Evita’s Accomplishments

One of the most amazing things Evita accomplished was giving women the right to vote.  There is an entire room devoted to the Women’s Right to Vote and the Femenine Peronist Party.  It even includes Evita’s voting card and the old wooden box which was used to collect people’s votes.

The next room in the museum is devoted to the Eva Perόn Foundation.  Although it is controversial whether the moneys used by the foundation were rightfully theirs or stolen from the wealthy, it is undeniable that the foundation did wonders for the poor, the orphans, and the women of Argentina.  On display one sees toys given to orphans, sewing machines given to women in need, and replicas of orphanages built to house the children.
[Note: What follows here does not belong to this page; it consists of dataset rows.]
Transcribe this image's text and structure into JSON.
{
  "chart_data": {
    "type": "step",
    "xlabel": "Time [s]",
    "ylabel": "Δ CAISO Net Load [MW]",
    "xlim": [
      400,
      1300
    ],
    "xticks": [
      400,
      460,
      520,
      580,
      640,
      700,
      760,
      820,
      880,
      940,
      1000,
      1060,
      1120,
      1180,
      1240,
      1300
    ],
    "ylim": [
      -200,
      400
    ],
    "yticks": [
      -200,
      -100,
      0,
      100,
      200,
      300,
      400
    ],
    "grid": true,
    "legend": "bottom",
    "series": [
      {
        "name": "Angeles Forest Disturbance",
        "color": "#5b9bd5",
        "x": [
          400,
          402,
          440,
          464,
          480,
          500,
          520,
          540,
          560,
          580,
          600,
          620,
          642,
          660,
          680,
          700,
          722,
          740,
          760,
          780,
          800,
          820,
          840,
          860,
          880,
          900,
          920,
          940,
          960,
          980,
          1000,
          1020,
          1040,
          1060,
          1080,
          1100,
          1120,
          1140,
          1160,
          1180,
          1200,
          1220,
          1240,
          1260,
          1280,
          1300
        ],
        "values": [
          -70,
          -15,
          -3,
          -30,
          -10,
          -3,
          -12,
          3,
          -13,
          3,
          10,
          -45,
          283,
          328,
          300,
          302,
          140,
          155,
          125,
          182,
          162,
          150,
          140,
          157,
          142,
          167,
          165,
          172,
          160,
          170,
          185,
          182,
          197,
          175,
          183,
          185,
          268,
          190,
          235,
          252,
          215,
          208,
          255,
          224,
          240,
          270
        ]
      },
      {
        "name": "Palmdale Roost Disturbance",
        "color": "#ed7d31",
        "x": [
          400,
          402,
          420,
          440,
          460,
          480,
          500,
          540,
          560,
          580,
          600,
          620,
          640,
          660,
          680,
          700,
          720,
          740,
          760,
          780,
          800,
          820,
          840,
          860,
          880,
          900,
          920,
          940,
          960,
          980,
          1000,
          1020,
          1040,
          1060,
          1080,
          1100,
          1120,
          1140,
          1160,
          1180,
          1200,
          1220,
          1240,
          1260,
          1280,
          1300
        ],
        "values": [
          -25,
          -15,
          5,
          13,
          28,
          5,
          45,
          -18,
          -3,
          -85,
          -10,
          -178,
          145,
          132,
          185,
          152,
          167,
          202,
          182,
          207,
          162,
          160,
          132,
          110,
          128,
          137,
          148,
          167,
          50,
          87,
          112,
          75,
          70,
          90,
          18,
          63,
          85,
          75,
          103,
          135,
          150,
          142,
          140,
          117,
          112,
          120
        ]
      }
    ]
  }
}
There were several sewing machines located in different rooms of the museum.  The sewing machines were significant because sewing was a trade taught through the Eva Peron Foundation, so women could learn to support themselves.

Evita’s Death

After seeing all of the good Evita did for her country it is hard to go into the next room and learn of her cancer and early death.  In this room there is the last picture taken of Evita with Juan before her death and a film of her declining the candidacy for vice-president. 

1952: It is the end of her life, at only 33 years old Eva Duarte De Peron died.  Her funeral had the largest turnout in Argentinean history.  It is astonishing that with so many supporters back than, it took 50 years to build a museum devoted to the famous Evita Perόn.  Evita is buried in the Recoleta Cemetery in Buenos Aires, Argentina.